Russian officials bugged a private strategy meeting of LGBT activists recently, and used the recording as part of a public television exposé on the “threat to Russia” posed by the “homosexualists who attempt to infiltrate our country.”

Buzzfeed reports the surveillance audio, gathered in October, was revealed on public television Tuesday.

It was included as part of a broadcast called “Special Correspondent” on Russia’s relation to the LGBT community ahead of the Sochi 2014 Winter Olympic Games, which many activists have called for a boycott over due to anti-gay laws in the country.

The Open Society Foundation, which was founded by financier George Soros, alongside representatives of six Russian LGBT organisations, together with the Human Rights Watch, the Human Rights Campaign, and All Out, were recorded without their knowledge during a meeting at the Holiday Inn in St Petersburg on October 12th and 13th.

The meeting was intended to plan how to respond to Russia’s crackdown on gay rights ahead of the Olympics.

However, as shown in the broadcast footage, Special Correspondent portrayed the recording as “a for-reasons-unclear, closed-to-the-public conference funded by the Soros Foundation [organised because] foreigners were afraid the LGBT-isation of Russia is going too slowly.”

In the featured audio, one voice talked about campaigns that could be organised by Pride House International, which was banned from sponsoring its own space in the Olympic Village due to Russia’s “gay propaganda” legislation, signed into law in June.

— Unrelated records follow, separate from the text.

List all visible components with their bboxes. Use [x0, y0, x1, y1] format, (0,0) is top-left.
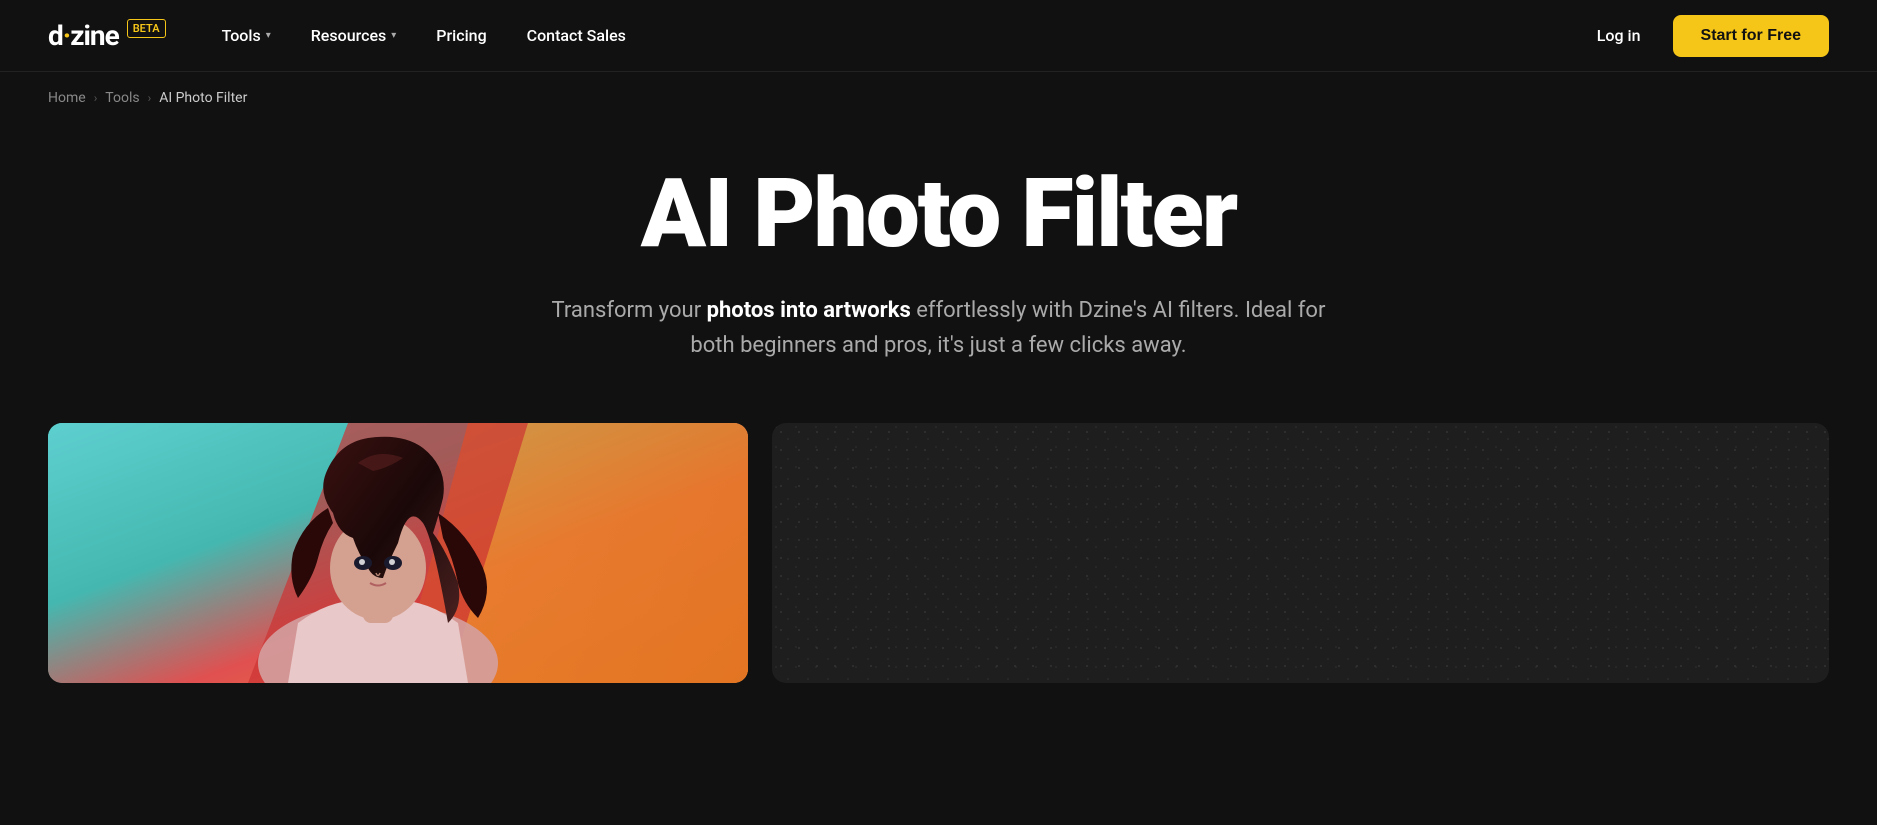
navbar-right: Log in Start for Free [1581, 15, 1829, 57]
nav-pricing-label: Pricing [436, 26, 486, 45]
images-row [0, 423, 1877, 683]
start-for-free-button[interactable]: Start for Free [1673, 15, 1829, 57]
breadcrumb: Home › Tools › AI Photo Filter [0, 72, 1877, 124]
navbar-left: d·zine BETA Tools ▾ Resources ▾ Pricing … [48, 18, 642, 53]
navbar: d·zine BETA Tools ▾ Resources ▾ Pricing … [0, 0, 1877, 72]
login-button[interactable]: Log in [1581, 18, 1657, 53]
dot-grid-background [772, 423, 1829, 683]
hero-section: AI Photo Filter Transform your photos in… [0, 124, 1877, 423]
chevron-down-icon: ▾ [266, 30, 271, 41]
logo-text: d·zine [48, 19, 119, 52]
chevron-right-icon: › [148, 91, 152, 105]
nav-contact-sales-label: Contact Sales [527, 26, 626, 45]
breadcrumb-tools[interactable]: Tools [105, 90, 139, 106]
anime-artwork-image [48, 423, 748, 683]
nav-tools[interactable]: Tools ▾ [206, 18, 287, 53]
nav-links: Tools ▾ Resources ▾ Pricing Contact Sale… [206, 18, 642, 53]
breadcrumb-home[interactable]: Home [48, 90, 86, 106]
hero-subtitle: Transform your photos into artworks effo… [529, 293, 1349, 363]
nav-resources-label: Resources [311, 26, 387, 45]
hero-subtitle-bold: photos into artworks [707, 298, 911, 323]
image-card-left [48, 423, 748, 683]
hero-title: AI Photo Filter [641, 164, 1236, 265]
nav-resources[interactable]: Resources ▾ [295, 18, 413, 53]
nav-tools-label: Tools [222, 26, 261, 45]
hero-subtitle-normal: Transform your [552, 298, 707, 323]
chevron-right-icon: › [94, 91, 98, 105]
nav-contact-sales[interactable]: Contact Sales [511, 18, 642, 53]
beta-badge: BETA [127, 19, 166, 38]
image-card-right [772, 423, 1829, 683]
chevron-down-icon: ▾ [391, 30, 396, 41]
nav-pricing[interactable]: Pricing [420, 18, 502, 53]
breadcrumb-current: AI Photo Filter [159, 90, 247, 106]
logo[interactable]: d·zine BETA [48, 19, 166, 52]
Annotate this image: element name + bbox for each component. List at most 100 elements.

Another voice, thought to be Igor Kochetkov of the Russian LGBT network, thanked “all Western organisations and everybody who has supported us and plugged into our campaign over the past year.”

He also added that he was frustrated with Olympic sponsors who remained silent over Russia’s crackdown on its gay community.

He said: “There’s one very large sponsor, an automobile company, that absolutely refuses to talk about homosexuality.

“And they say that even if there will be some support from on top — not even financial help, just moral support — they won’t have anything to do with it because they’re very worried if could negatively impact sales. The same goes for the other sponsors.”

Special Correspondent’s host depicted these words as an example of an “excessively radical, aggressive propaganda” that is dragging Russia into “a war” with the West.

Political analyst Alexei Mukhin, who appeared during the broadcast, agreed and said it would be good if “the traditional part of society and the LGBT community learn to live together.”

He added that the only other possible scenario is “a gay revolution, in which Western society will openly interfere in Russia’s internal affairs.”

The program’s correspondent, Alexander Buzaladze, also warned: “The attack on Russia is already in full-swing.”

He added that “massive LGBT propaganda” could be used to enforce same-sex marriage and other gay rights in the country.

Maxim Anmeghichean, program officer with the Open Society Foundation’s LGBTI Rights Initiative, told Buzzfeed: “The goal of that meeting was to try to connect the Russians to what was happening globally. There was so much to respond to, and there were [just] a couple organizations that are tiny.”

Minky Worden, Director of Global Initiatives at the Human Rights Watch, also said: “Russia should get a gold metal in Olympic spying.”

She added: “At a time when Russia ought to be unfurling the red carpet to the international community, it is instead increasingly operating with a Soviet approach.

“This is blatant targeting of gay activists for Soviet-like surveillance, and then using material selectively to stoke an anti-gay campaign broadcast to millions across Russia.

“It really ought to make the IOC and the Olympic sponsors — plus Olympic athletes and other governments — profoundly nervous because it gives the lie to the so-called ‘assurances’ by the Russian Government and the IOC that the anti-gay law will not be enforced during the Olympic games.”

Thomas Bach, current President of the IOC, said earlier this month he opposed a boycott of any kind against the Sochi Olympics.

The IOC Vice President also assured in August: “We now have a written assurance from the highest authority that there will be no discrimination of any kind.”